The study was conducted by members of the Center for Research on Inflammatory Diseases (CRID), a Research, Innovation & Dissemination Center (RIDC) funded by São Paulo Research Foundation – FAPESP.
The results were published in the Journal of Allergy and Clinical Immunology and are part of a São Paulo Research Foundation – FAPESP-supported postdoctoral research project for which the grantee is Luciana Benevides, a researcher at the University of São Paulo's Ribeirão Preto Medical School (FMRP-USP) and first author of the article.
"People with allergic or bronchial asthma are currently prescribed drugs such as antihistamines, bronchodilators, and corticosteroids, which inhibit the symptoms of the disease but also inhibit the cellular response, including that of TH2 lymphocytes," said João Santana da Silva, a professor at FMRP and principal investigator for the project.
"TH2 lymphocytes lead to the production of substances that cause the symptoms, so this treatment strategy targets only symptoms such as rhinorrhea [runny nose], breathlessness and so on. What we discovered is that, if other T lymphocytes called TH9 cells are blocked, the disease will be effectively resolved and the production of substances that cause the symptoms will stop," Silva said.
To achieve these results, the researchers performed experiments with cell cultures from mice and humans as well as transgenic mice.
The experiments confirmed that when the gene Blimp-1 is overexpressed, production of the protein it encodes, which is also called Blimp-1, increases, and this protein blocks the action of the lymphocytes that produce IL-9, a cytokine that causes allergic airway inflammation. "The key point is that blocking IL-9 weakens the response by TH2 cells, slowing progression of the disease," Benevides.
To test the hypothesis that Blimp-1 plays an important role in allergy resolution, the researchers created transgenic mice with this gene switched off in their T lymphocytes.
Because the gene has other functions, it could not be completely silenced, so they used a technique called conditional knockout, so the gene would fail to function only in T-cells.
Next, both transgenic mice with Blimp-1 deleted in their T-cells and control mice were submitted to a procedure that induced an allergy. The researchers injected doses of ovalbumin and then introduced the same substance into the animals' nostrils (intranasal instillation), producing airway inflammatory disease as a result of an allergy to egg white protein.
When they analyzed the reactions in the two groups of animals, they found that the mice without Blimp-1 suffered the effects of allergy much more than the mice that had the active gene.
"Although both groups developed the allergy, we showed that the animals without Blimp-1 in their T-cells had far more intense lung inflammation than the control animals," Benevides said.

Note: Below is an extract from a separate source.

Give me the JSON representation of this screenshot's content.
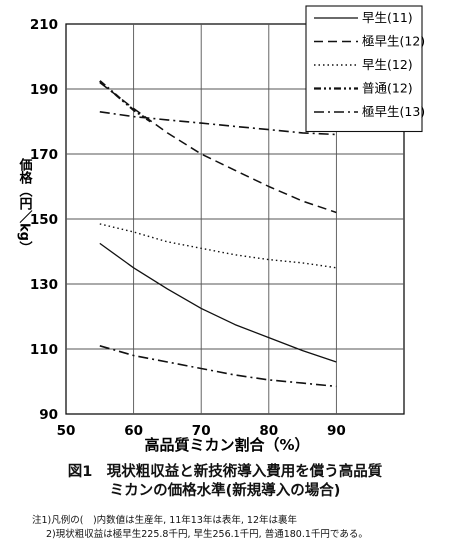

Having demonstrated the role of Blimp-1 in inflammation, the researchers created a method for overexpressing the gene to see whether the abnormally large amount of protein produced would inhibit production of the cytokine IL-9.
They then collected samples of human peripheral blood mononuclear cells, which are widely used in immunology research. Samples were collected from healthy individuals and people with allergic asthma.

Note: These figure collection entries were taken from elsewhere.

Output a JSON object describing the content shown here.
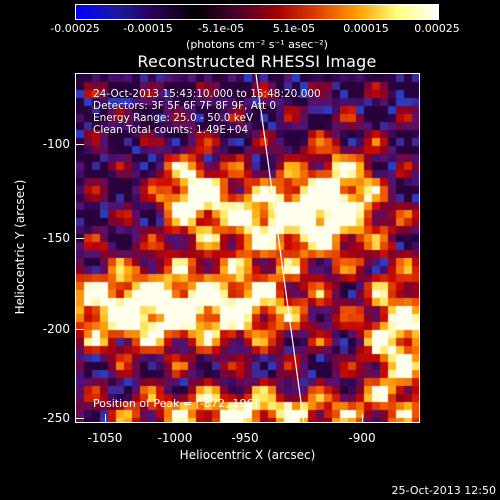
{
  "colorbar": {
    "tick_labels": [
      "-0.00025",
      "-0.00015",
      "-5.1e-05",
      "5.1e-05",
      "0.00015",
      "0.00025"
    ],
    "unit_label": "(photons cm⁻² s⁻¹ asec⁻²)",
    "colors": [
      "#0000ff",
      "#1a1aa0",
      "#2a0050",
      "#000000",
      "#4a0030",
      "#a00000",
      "#e04000",
      "#ffa000",
      "#ffff80",
      "#ffffff"
    ]
  },
  "title": "Reconstructed RHESSI Image",
  "annotations": {
    "time_range": "24-Oct-2013 15:43:10.000 to 15:48:20.000",
    "detectors": "Detectors: 3F 5F 6F 7F 8F 9F, Att 0",
    "energy_range": "Energy Range: 25.0 - 50.0 keV",
    "algorithm": "Clean     Total counts: 1.49E+04",
    "peak_position": "Position of Peak = [-872,-196]"
  },
  "axes": {
    "x_label": "Heliocentric X (arcsec)",
    "y_label": "Heliocentric Y (arcsec)",
    "x_ticks": [
      "-1050",
      "-1000",
      "-950",
      "-900"
    ],
    "y_ticks": [
      "-100",
      "-150",
      "-200",
      "-250"
    ]
  },
  "timestamp": "25-Oct-2013 12:50"
}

The blood cells received an innocuous virus or a virus that contained Blimp-1, which became part of the cells' DNA. In cells from both healthy and asthmatic individuals, Blimp-1 produced large amounts of protein and inhibited the production of TH9, which produces IL-9.
Although IL-9 was expressed in the cells from both healthy and asthmatic individuals, its expression was more intense in the latter. The same result was observed in a similar experiment with murine cells.
Use in other diseases
Based on these findings, the group now plans to develop drugs capable of inducing Blimp-1 expression to control TH9 cells. "We're testing its role in the regulation of TH9 cells using other experimental models, such as tumors, but it's too soon to draw any conclusions," Benevides said.

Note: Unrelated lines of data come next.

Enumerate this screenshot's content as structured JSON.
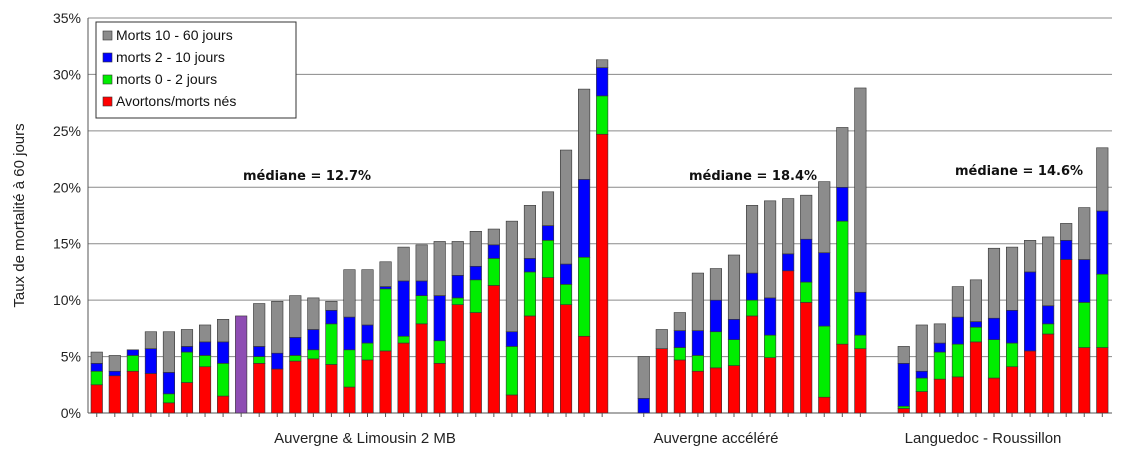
{
  "chart_data": {
    "type": "bar",
    "stacked": true,
    "ylabel": "Taux de mortalité à 60 jours",
    "ylim": [
      0,
      35
    ],
    "yticks": [
      "0%",
      "5%",
      "10%",
      "15%",
      "20%",
      "25%",
      "30%",
      "35%"
    ],
    "grid": true,
    "legend_position": "top-left",
    "series": [
      {
        "key": "avortons",
        "name": "Avortons/morts nés",
        "color": "#ff0000"
      },
      {
        "key": "m02",
        "name": "morts 0 - 2 jours",
        "color": "#00ee00"
      },
      {
        "key": "m210",
        "name": "morts 2 - 10 jours",
        "color": "#0000ff"
      },
      {
        "key": "m1060",
        "name": "Morts 10 - 60 jours",
        "color": "#8c8c8c"
      }
    ],
    "legend_order": [
      "m1060",
      "m210",
      "m02",
      "avortons"
    ],
    "groups": [
      {
        "label": "Auvergne & Limousin 2 MB",
        "median_label": "médiane = 12.7%",
        "bars": [
          [
            2.5,
            1.2,
            0.7,
            1.0
          ],
          [
            3.3,
            0.0,
            0.4,
            1.4
          ],
          [
            3.7,
            1.4,
            0.5,
            0.0
          ],
          [
            3.5,
            0.0,
            2.2,
            1.5
          ],
          [
            0.9,
            0.8,
            1.9,
            3.6
          ],
          [
            2.7,
            2.7,
            0.5,
            1.5
          ],
          [
            4.1,
            1.0,
            1.2,
            1.5
          ],
          [
            1.5,
            2.9,
            1.9,
            2.0
          ],
          [
            8.6,
            0.0,
            0.0,
            0.0,
            "#8e4db3"
          ],
          [
            4.4,
            0.6,
            0.9,
            3.8
          ],
          [
            3.9,
            0.0,
            1.4,
            4.6
          ],
          [
            4.6,
            0.5,
            1.6,
            3.7
          ],
          [
            4.8,
            0.8,
            1.8,
            2.8
          ],
          [
            4.3,
            3.6,
            1.2,
            0.8
          ],
          [
            2.3,
            3.3,
            2.9,
            4.2
          ],
          [
            4.7,
            1.5,
            1.6,
            4.9
          ],
          [
            5.5,
            5.5,
            0.2,
            2.2
          ],
          [
            6.2,
            0.6,
            4.9,
            3.0
          ],
          [
            7.9,
            2.5,
            1.3,
            3.2
          ],
          [
            4.4,
            2.0,
            4.0,
            4.8
          ],
          [
            9.6,
            0.6,
            2.0,
            3.0
          ],
          [
            8.9,
            2.9,
            1.2,
            3.1
          ],
          [
            11.3,
            2.4,
            1.2,
            1.4
          ],
          [
            1.6,
            4.3,
            1.3,
            9.8
          ],
          [
            8.6,
            3.9,
            1.2,
            4.7
          ],
          [
            12.0,
            3.3,
            1.3,
            3.0
          ],
          [
            9.6,
            1.8,
            1.8,
            10.1
          ],
          [
            6.8,
            7.0,
            6.9,
            8.0
          ],
          [
            24.7,
            3.4,
            2.5,
            0.7
          ]
        ]
      },
      {
        "label": "Auvergne accéléré",
        "median_label": "médiane = 18.4%",
        "bars": [
          [
            0.0,
            0.0,
            1.3,
            3.7
          ],
          [
            5.7,
            0.0,
            0.0,
            1.7
          ],
          [
            4.7,
            1.1,
            1.5,
            1.6
          ],
          [
            3.7,
            1.4,
            2.2,
            5.1
          ],
          [
            4.0,
            3.2,
            2.8,
            2.8
          ],
          [
            4.2,
            2.3,
            1.8,
            5.7
          ],
          [
            8.6,
            1.4,
            2.4,
            6.0
          ],
          [
            4.9,
            2.0,
            3.3,
            8.6
          ],
          [
            12.6,
            0.0,
            1.5,
            4.9
          ],
          [
            9.8,
            1.8,
            3.8,
            3.9
          ],
          [
            1.4,
            6.3,
            6.5,
            6.3
          ],
          [
            6.1,
            10.9,
            3.0,
            5.3
          ],
          [
            5.7,
            1.2,
            3.8,
            18.1
          ]
        ]
      },
      {
        "label": "Languedoc - Roussillon",
        "median_label": "médiane = 14.6%",
        "bars": [
          [
            0.4,
            0.2,
            3.8,
            1.5
          ],
          [
            1.9,
            1.2,
            0.6,
            4.1
          ],
          [
            3.0,
            2.4,
            0.8,
            1.7
          ],
          [
            3.2,
            2.9,
            2.4,
            2.7
          ],
          [
            6.3,
            1.3,
            0.5,
            3.7
          ],
          [
            3.1,
            3.4,
            1.9,
            6.2
          ],
          [
            4.1,
            2.1,
            2.9,
            5.6
          ],
          [
            5.5,
            0.0,
            7.0,
            2.8
          ],
          [
            7.0,
            0.9,
            1.6,
            6.1
          ],
          [
            13.6,
            0.0,
            1.7,
            1.5
          ],
          [
            5.8,
            4.0,
            3.8,
            4.6
          ],
          [
            5.8,
            6.5,
            5.6,
            5.6
          ]
        ]
      }
    ]
  }
}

In the case of cancers such as melanoma, preliminary experiments that have not yet been published show that when Blimp-1 expression is reduced, the resulting increase in TH9 cells leads to a reduction in tumor size.
A cancer drug developed on this basis would therefore inhibit Blimp-1 expression, whereas a drug for asthma and autoimmune diseases would boost Blimp-1 expression.
"The most important discovery is a new function for a well-known transcription factor, which we now know to also be capable of inhibiting the differentiation of IL-9-producing T-cells. This opens up the prospect of research on several diseases in which TH9 cells are involved," Benevides said.